This seems like a colossal understatement in light of the bishops’ midterm report. While there are many problematic ideas put forth in the Relatio, I will focus on a particularly egregious example.
One would think that in light of the awful priest and prelate sexual abuse scandals, the one mistake a synod on the family would conscientiously avoid is the suggestion that any form of child abuse could somehow be licit.
Yet in an audacious paragraph that is meant to affirm the positive aspects of same-sex couples — even going so far as to declare their “mutual aid . . . a precious support in the life of the partners” — the bishops state: “The Church pays special attention to the children who live with couples of the same sex, emphasizing that the needs and rights of the little ones must always be given priority.” It is a glaring instance of wanting to have it both ways.
In the 2003 document, “Considerations Regarding Proposals to Give Legal Recognition to Unions Between Homosexual Persons,” promulgated by the Congregation for the Doctrine of the Faith (CDF), the Church definitively stated that allowing children to be “adopted by persons living in such unions would actually mean doing violence to these children…” On the one hand, the Church declares that allowing children to be raised by same-sex couples means permitting a sort of violence to be done to them. Yet, somehow the Synod—or at least some bishops within the Synod—proposes that we protect these children from violence by encouraging the faithful to recognize the “precious” aspects of same-sex couples, even those who are raising children?
Here’s the full quote from the CDF document:
As experience has shown, the absence of sexual complementarity in these unions creates obstacles in the normal development of children who would be placed in the care of such persons. They would be deprived of the experience of either fatherhood or motherhood. Allowing children to be adopted by persons living in such unions would actually mean doing violence to these children, in the sense that their condition of dependency would be used to place them in an environment that is not conducive to their full human development. (par 7)
How can the CDF declare so clearly that being raised by a same-sex couple means being raised in an environment that is not conducive to a child’s full development, yet at the same time the Relatio of the Synod on the Family suggests that we “accept” and “value” the homosexual orientation, acknowledging the “precious” aspects in such couplings?

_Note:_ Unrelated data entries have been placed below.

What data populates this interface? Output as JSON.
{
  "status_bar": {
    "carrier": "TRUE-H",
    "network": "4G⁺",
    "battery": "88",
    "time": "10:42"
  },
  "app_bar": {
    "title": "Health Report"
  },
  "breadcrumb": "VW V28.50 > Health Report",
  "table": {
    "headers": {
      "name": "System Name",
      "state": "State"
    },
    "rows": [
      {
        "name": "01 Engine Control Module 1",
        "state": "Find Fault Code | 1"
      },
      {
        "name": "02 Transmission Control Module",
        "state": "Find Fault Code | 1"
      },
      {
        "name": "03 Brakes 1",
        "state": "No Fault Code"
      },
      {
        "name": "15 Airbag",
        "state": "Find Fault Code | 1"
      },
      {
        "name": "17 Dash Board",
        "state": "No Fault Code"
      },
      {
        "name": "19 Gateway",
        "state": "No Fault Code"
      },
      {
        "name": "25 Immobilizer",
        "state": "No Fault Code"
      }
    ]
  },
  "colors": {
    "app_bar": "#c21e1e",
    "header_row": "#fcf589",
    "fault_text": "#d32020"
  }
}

The CDF provides an additional example of how adopting a positive view of same-sex unions damages children: “Lifestyles and the underlying presuppositions these express not only externally shape the life of society, but also tend to modify the younger generation’s perception and evaluation of forms of behavior” (par 6; emphasis mine).
As faithful sons and daughters of the Church, we should voice our strong concerns about, even objections to, the Relatio—particularly as it relates to the promotion of ideas and sentiments the Church has already definitively declared to be harmful to children. We cannot sit back and silently accept another abuse scandal, one that would place children in situations in which their “full human development” could be thwarted or damaged. In fact, as the CDF stated, this really is a matter of authentic justice: “The denial of the social and legal status of marriage to forms of cohabitation that are not and cannot be marital is not opposed to justice; on the contrary, justice requires it” (par 8).
I understand these are strong words, and it pains me to have to direct such criticism against bishops, mindful that the Relatio is not an authoritative or magisterial text, and that many revisions and corrections are to come Yet, at the same time, bishops must be held accountable for promoting safe environments for children. The Church has definitively declared that being raised by a same-sex couple is a clear example of not being raised in a safe environment. The bishops, then, must not equivocate on the intrinsic disorder of same-sex attraction, the grave immorality of same-sex unions, and the harm such equivocation visits on children.